Mendialogkan
Gawatnya Perbukuan Nasional
Alfons Taryadi ; Mantan Ketua Dewan Pertimbangan Ikapi
(1998-2002)
KOMPAS,
23 Juli 2012
Perbukuan nasional kita banyak dikeluhkan
karena tidak ada kebijakan yang tunggal dan terpadu.
Ajip Rosidi, Ketua Umum Ikatan Penerbit
Indonesia (Ikapi), tahun 1978 sudah mengeluhkan ini. Kritik serupa disampaikan
Ketua Umum Ikapi berikutnya, Ismid Hadad, 1980.
Suatu hari, tahun 1998, sebagai Ketua Dewan
Pertimbangan Ikapi, saya mendampingi Arselan Harahap (Ketua Umum Ikapi
1998-2002) menghadap pejabat tinggi pemerintah untuk membicarakan pengembangan
perbukuan nasional.
Ketika kami baru menceritakan kondisi
perbukuan negara tetangga, sang pejabat langsung memotong. ”Saya tak suka
membandingkan Indonesia dengan negeri lain.
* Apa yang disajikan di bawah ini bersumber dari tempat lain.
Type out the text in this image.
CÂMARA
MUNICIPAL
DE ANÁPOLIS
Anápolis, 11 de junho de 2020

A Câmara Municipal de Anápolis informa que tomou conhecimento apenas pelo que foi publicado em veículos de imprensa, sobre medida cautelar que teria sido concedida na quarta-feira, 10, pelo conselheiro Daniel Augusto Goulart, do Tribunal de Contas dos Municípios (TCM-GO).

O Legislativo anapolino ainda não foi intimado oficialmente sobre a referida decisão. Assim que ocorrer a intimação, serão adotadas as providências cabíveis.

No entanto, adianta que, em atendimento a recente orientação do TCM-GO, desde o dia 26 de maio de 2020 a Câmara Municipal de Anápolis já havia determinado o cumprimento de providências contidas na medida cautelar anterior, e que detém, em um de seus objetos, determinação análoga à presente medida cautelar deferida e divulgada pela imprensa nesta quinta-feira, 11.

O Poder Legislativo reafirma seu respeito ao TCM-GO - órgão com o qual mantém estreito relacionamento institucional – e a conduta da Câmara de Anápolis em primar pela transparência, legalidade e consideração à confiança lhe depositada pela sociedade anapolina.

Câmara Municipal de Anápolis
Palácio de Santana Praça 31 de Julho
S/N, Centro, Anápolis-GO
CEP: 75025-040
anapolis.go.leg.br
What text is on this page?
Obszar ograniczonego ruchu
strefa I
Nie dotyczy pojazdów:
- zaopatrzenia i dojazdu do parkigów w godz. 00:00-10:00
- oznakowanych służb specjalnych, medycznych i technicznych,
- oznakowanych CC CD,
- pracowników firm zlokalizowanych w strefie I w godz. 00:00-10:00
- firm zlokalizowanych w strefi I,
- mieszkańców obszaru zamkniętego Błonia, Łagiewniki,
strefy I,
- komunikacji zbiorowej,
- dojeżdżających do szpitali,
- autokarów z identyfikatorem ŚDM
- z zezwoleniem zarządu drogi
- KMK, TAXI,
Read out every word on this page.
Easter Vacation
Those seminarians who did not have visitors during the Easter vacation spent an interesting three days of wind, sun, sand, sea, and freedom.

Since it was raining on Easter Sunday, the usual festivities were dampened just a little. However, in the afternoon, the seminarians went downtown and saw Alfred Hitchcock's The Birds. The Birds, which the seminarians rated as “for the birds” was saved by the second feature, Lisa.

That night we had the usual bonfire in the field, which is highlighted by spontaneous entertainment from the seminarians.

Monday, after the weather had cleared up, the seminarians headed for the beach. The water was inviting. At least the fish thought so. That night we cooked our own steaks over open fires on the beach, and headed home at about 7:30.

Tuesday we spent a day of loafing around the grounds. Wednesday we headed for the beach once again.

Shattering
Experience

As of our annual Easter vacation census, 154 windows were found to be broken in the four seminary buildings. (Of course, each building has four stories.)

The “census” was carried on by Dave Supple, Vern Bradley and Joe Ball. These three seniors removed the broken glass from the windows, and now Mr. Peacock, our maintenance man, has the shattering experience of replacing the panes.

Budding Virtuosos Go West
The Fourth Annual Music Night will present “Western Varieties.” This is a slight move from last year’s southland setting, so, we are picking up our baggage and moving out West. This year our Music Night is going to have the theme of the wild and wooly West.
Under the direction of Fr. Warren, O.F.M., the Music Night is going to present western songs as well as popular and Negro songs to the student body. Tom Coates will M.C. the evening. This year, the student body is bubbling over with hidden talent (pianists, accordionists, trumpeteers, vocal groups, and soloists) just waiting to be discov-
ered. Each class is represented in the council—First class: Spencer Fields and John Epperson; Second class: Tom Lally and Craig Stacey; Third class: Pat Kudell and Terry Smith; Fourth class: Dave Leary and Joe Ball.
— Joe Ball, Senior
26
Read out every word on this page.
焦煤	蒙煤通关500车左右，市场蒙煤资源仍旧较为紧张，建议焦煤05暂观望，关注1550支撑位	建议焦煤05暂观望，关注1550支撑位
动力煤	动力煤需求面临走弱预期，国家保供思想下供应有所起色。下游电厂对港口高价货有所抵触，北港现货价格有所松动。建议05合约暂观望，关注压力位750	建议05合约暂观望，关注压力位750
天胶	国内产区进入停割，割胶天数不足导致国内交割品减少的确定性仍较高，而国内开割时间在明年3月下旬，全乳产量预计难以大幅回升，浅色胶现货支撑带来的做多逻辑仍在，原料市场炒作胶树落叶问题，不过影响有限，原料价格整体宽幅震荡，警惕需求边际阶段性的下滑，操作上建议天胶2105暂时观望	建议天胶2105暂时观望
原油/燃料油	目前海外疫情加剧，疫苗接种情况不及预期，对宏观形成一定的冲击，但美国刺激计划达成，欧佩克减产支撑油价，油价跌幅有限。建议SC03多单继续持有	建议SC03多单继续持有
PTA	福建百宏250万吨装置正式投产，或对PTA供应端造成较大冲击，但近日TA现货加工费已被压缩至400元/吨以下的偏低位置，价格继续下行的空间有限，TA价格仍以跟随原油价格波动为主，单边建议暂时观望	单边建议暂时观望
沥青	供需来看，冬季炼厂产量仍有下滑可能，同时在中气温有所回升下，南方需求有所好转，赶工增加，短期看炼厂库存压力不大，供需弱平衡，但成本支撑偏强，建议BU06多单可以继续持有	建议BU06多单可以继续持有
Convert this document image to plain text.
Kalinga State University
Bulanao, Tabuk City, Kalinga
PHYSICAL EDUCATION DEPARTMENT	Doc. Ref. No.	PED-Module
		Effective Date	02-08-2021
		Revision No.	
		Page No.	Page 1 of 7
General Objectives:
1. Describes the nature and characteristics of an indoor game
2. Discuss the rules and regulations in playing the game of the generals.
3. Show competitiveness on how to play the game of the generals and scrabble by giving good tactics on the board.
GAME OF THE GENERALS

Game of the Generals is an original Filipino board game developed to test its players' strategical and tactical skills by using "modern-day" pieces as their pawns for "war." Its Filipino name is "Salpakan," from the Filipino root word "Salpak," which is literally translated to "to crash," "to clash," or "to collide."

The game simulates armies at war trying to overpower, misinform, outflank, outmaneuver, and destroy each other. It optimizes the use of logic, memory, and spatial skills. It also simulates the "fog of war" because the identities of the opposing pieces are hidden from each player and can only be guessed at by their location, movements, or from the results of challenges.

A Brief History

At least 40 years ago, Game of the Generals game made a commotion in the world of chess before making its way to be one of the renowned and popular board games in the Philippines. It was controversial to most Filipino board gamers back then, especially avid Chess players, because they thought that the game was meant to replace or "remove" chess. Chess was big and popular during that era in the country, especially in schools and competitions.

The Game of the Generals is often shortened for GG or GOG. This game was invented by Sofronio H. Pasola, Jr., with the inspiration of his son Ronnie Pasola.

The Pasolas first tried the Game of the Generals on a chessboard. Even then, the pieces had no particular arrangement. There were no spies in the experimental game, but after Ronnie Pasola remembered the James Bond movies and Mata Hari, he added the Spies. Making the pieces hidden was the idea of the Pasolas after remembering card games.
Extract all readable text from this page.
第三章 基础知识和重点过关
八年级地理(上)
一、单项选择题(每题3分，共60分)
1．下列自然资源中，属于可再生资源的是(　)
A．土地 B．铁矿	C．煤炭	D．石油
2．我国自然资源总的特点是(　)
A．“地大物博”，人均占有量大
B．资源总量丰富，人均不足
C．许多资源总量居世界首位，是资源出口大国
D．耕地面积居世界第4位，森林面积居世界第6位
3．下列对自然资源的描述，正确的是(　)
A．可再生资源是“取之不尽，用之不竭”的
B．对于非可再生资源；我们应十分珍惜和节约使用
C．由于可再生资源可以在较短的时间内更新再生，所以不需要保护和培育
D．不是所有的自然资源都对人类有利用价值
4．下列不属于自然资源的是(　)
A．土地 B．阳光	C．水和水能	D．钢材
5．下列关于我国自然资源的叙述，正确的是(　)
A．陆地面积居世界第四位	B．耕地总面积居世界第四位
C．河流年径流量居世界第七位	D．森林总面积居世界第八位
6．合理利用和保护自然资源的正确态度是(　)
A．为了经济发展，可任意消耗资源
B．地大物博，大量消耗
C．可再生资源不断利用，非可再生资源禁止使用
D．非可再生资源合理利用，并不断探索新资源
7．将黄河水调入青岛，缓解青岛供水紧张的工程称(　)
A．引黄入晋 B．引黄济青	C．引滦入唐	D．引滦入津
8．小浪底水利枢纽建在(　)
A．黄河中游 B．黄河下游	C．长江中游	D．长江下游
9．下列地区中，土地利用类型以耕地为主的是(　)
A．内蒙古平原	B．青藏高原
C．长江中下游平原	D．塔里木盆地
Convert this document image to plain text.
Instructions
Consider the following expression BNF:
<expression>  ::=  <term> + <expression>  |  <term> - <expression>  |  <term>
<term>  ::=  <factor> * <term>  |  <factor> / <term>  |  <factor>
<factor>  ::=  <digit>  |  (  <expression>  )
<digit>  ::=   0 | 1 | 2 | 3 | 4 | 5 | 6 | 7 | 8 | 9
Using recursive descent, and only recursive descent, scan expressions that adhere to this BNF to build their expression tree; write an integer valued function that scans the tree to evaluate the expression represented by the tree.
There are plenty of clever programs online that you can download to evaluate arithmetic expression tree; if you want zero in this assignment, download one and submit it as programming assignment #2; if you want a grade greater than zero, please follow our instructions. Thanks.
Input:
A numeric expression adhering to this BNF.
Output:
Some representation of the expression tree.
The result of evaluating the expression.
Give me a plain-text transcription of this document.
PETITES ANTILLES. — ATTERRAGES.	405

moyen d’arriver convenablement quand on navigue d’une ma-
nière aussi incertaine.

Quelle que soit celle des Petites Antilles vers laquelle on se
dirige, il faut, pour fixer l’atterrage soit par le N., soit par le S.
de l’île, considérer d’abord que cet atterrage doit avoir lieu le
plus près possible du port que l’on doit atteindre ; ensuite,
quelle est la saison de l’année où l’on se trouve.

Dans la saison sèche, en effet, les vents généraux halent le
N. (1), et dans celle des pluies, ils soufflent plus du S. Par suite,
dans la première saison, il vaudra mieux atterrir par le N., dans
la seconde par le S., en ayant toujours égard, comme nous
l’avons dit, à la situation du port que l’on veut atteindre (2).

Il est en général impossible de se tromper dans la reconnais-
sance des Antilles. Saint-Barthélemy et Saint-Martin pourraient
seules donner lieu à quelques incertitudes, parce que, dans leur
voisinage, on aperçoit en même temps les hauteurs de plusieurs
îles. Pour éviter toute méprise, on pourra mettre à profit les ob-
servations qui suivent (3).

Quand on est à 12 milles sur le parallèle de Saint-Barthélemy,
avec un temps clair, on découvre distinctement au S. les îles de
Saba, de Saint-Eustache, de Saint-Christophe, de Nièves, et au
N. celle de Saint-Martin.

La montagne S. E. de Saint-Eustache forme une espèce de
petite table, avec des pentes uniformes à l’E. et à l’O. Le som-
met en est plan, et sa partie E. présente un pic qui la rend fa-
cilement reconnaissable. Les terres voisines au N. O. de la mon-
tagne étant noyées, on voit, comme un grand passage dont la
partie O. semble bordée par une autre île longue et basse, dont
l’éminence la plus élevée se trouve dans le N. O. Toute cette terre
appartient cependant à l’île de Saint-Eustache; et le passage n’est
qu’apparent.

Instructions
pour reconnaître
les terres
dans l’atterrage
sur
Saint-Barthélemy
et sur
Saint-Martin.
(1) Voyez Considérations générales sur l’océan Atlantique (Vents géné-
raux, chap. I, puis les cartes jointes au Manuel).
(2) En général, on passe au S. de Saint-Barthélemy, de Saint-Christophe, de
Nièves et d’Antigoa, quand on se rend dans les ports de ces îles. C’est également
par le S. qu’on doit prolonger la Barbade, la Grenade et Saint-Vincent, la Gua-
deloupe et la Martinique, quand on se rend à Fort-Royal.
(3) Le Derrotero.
Ujung-ujungnya kalian hanya akan
menuduh pemerintah kurang ini kurang itu.”
Saya jadi ingat kata-kata (mantan) Mendikbud
Prof Dr Wardiman Djojonegoro dalam sambutannya pada HUT Ikapi tahun 1996. Ia
justru menyarankan Ikapi membuat studi banding ke negara tetangga.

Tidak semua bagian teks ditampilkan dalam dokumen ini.